One of the best parts of the trip for Geraldine was meeting King Abdulaziz in Jiddah. She thought he seemed both sweet and stern, and she imagined his subjects could both love and fear him. She also admired his intelligence. “The large scale of his mind and outlook is at once apparent as he talks,” she wrote. “Like other large-minded men, he seems to bring fresh air into any discussion, to brush away trivialities.”
Geraldine had a chance then to meet with the royal harem, including two of the king’s wives. She said that one of them, Um Mansur, “seemed to float rather than walk … with her draperies trailing about her like a figure in a dream.” Through interpreters she told the women how she had missed being with women on her trip. That broke the ice, and they talked freely.
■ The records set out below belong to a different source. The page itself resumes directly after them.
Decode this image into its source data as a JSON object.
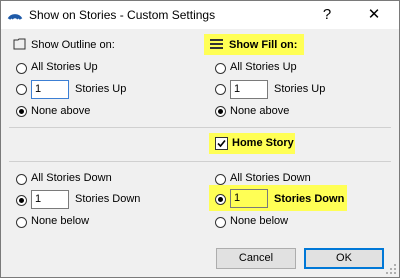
{
  "window": {
    "title": "Show on Stories - Custom Settings",
    "help": "?",
    "close": "✕"
  },
  "outline": {
    "heading": "Show Outline on:",
    "all_up": "All Stories Up",
    "up_value": "1",
    "up_label": "Stories Up",
    "none_above": "None above",
    "all_down": "All Stories Down",
    "down_value": "1",
    "down_label": "Stories Down",
    "none_below": "None below"
  },
  "fill": {
    "heading": "Show Fill on:",
    "all_up": "All Stories Up",
    "up_value": "1",
    "up_label": "Stories Up",
    "none_above": "None above",
    "all_down": "All Stories Down",
    "down_value": "1",
    "down_label": "Stories Down",
    "none_below": "None below"
  },
  "home_story": {
    "label": "Home Story",
    "checked": true
  },
  "buttons": {
    "cancel": "Cancel",
    "ok": "OK"
  },
  "colors": {
    "highlight": "#ffff55",
    "focus_border": "#3c7fd4",
    "accent": "#0078d7"
  }
}
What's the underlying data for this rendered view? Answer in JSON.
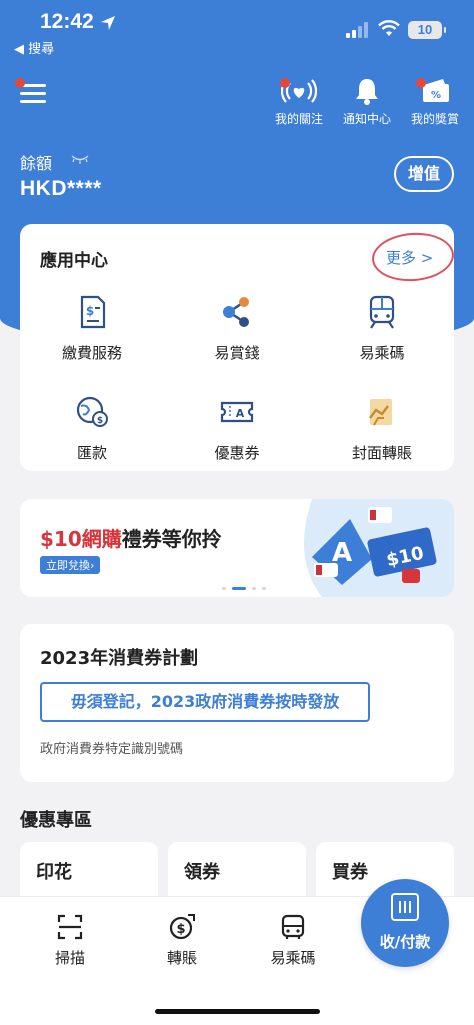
{
  "status_bar": {
    "time": "12:42",
    "back_label": "◀ 搜尋",
    "battery": "10"
  },
  "header": {
    "items": [
      {
        "label": "我的關注",
        "icon": "heart-broadcast-icon"
      },
      {
        "label": "通知中心",
        "icon": "bell-icon"
      },
      {
        "label": "我的獎賞",
        "icon": "coupon-icon"
      }
    ]
  },
  "balance": {
    "label": "餘額",
    "value": "HKD****",
    "topup_label": "增值"
  },
  "app_center": {
    "title": "應用中心",
    "more_label": "更多 >",
    "items": [
      {
        "label": "繳費服務",
        "icon": "bill-icon"
      },
      {
        "label": "易賞錢",
        "icon": "share-nodes-icon"
      },
      {
        "label": "易乘碼",
        "icon": "train-icon"
      },
      {
        "label": "匯款",
        "icon": "globe-money-icon"
      },
      {
        "label": "優惠券",
        "icon": "ticket-icon"
      },
      {
        "label": "封面轉賬",
        "icon": "envelope-transfer-icon"
      }
    ]
  },
  "banner": {
    "title_highlight": "$10網購",
    "title_rest": "禮券等你拎",
    "tag": "立即兌換›",
    "art_text": "$10"
  },
  "voucher_plan": {
    "title": "2023年消費券計劃",
    "button_label": "毋須登記，2023政府消費券按時發放",
    "subtitle": "政府消費券特定識別號碼"
  },
  "promo": {
    "title": "優惠專區",
    "cards": [
      "印花",
      "領券",
      "買券"
    ]
  },
  "bottom_nav": {
    "items": [
      {
        "label": "掃描",
        "icon": "scan-icon"
      },
      {
        "label": "轉賬",
        "icon": "transfer-icon"
      },
      {
        "label": "易乘碼",
        "icon": "bus-icon"
      }
    ],
    "pay_label": "收/付款"
  },
  "colors": {
    "primary": "#3d7ed6",
    "accent_red": "#d8343c",
    "badge_red": "#e2493c"
  }
}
Geraldine thought a lot about how women lived in the Kingdom. She noticed, of course, that women were secluded and restricted from public life. But to her surprise, she found that “they appear happy and give one a real feeling of peace and content. What is more, a sense of dignity; a feeling that they are right with their world and suffer from no sense of inferiority.”
The Rendels left Jiddah on March 22, traveling by sea. “My Arabian holiday was over,” Geraldine wrote. “As I … looked back across the water to the fast-fading mainland I thought of the widened horizons of time and space and mentally registered a determination—inshallah—to return.” Neither Geraldine nor George ever returned to Saudi Arabia. But the travelog they left behind is a valuable historical document.